Fitting into the Broader Care Framework

“Our concierge program is an essential component of the entire process of care we deliver” for people with a wide range of needs and desires, says Crimmins Reda. She adds that similar concierge-level programs are also offered in other units at Barnes-Jewish Hospital.

While such personalized services seem to strike a welcome chord with patients and families, Crimmins Reda says the hospital does not do any formal marketing of these offerings. “As a tertiary care center, most patients come from referrals through their physicians, so we focus our attention on making sure the medical community knows what services we have so the doctors can share this information with their patients,” she says.

In the early stage of the concierge program, she says there was a formal brochure the hospital also shared with clinicians to promote the special offerings so patients would know what to expect before they came to the facility. The center had also created a video tour of the program so doctors could share it with patients right in their own office and let them know what to expect in advance.

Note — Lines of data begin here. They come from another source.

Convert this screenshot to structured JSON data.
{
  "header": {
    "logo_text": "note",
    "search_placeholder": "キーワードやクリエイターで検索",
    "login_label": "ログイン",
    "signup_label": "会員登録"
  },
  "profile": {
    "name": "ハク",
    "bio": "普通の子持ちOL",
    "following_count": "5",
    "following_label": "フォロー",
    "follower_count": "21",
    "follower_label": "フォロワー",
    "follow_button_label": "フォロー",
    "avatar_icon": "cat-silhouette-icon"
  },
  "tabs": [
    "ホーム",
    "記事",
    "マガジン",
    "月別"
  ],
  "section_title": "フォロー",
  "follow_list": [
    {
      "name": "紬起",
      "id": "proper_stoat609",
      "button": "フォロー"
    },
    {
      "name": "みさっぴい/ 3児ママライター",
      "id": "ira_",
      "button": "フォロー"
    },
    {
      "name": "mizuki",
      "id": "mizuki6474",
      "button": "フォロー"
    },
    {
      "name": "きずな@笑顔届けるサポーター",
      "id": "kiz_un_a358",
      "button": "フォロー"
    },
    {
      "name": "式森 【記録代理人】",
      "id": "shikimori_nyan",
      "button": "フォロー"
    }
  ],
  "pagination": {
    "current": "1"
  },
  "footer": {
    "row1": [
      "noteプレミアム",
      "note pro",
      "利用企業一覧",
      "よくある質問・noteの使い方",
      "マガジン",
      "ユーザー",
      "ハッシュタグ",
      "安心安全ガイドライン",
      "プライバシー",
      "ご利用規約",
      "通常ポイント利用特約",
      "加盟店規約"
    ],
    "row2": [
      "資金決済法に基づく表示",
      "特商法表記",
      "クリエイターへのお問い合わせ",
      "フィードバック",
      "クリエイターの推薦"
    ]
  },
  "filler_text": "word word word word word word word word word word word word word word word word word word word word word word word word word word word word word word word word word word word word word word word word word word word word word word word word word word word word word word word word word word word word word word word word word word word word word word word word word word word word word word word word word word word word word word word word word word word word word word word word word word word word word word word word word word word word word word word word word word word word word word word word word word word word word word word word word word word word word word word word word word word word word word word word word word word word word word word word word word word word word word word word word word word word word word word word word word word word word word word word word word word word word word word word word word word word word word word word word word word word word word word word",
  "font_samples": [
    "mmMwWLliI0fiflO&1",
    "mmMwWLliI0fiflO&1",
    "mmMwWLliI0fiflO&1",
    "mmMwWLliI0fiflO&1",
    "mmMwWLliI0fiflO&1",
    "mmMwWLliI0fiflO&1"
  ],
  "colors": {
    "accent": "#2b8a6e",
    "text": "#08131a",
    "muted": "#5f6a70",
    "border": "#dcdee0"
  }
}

“We don’t really need to do this anymore, though, since the concierge services are such a strong part of the overall process now. Today, they are really an integral part of our care culture,” Crimmins Reda says.

Creating a Homey Culture

“We are a big urban center and we know people can be afraid of such a large facility,” Crimmins Reda says. The reality is that for people living in more rural communities or who travel far to access services, the urban hospital setting can be a far cry from a smaller, local hospital and some patients may find the change scary or overwhelming. This is where the concierge services can provide an extra level of reassurance. “We have tried to combine the concept of navigating our facility with the concierge services” so patients can move smoothly and confidently through the hospital setting,” Crimmins Reda says. “Making such personalized touches part of the normal treatment day helps make the hospital feel much more homelike.”

A Successful Approach

The results of the concierge approach seem to be paying off. “We are very pleased with our patient satisfaction results,” Crimmins Reda says. “We are above the HCAHPS [Hospital Consumer Assessment of Healthcare Providers and Systems] standards,” she points out. The hospital also does its own internal patient satisfaction evaluation, and the Heart & Vascular Center always gets very high marks. “We are always in the top 10 percent thanks to our personalized care model. Therefore, if patient satisfaction scores are considered a measurement of success, then I think we have been successful,” she says.

Lisa D. Ellis is Editor of Strategy Health Care Marketing.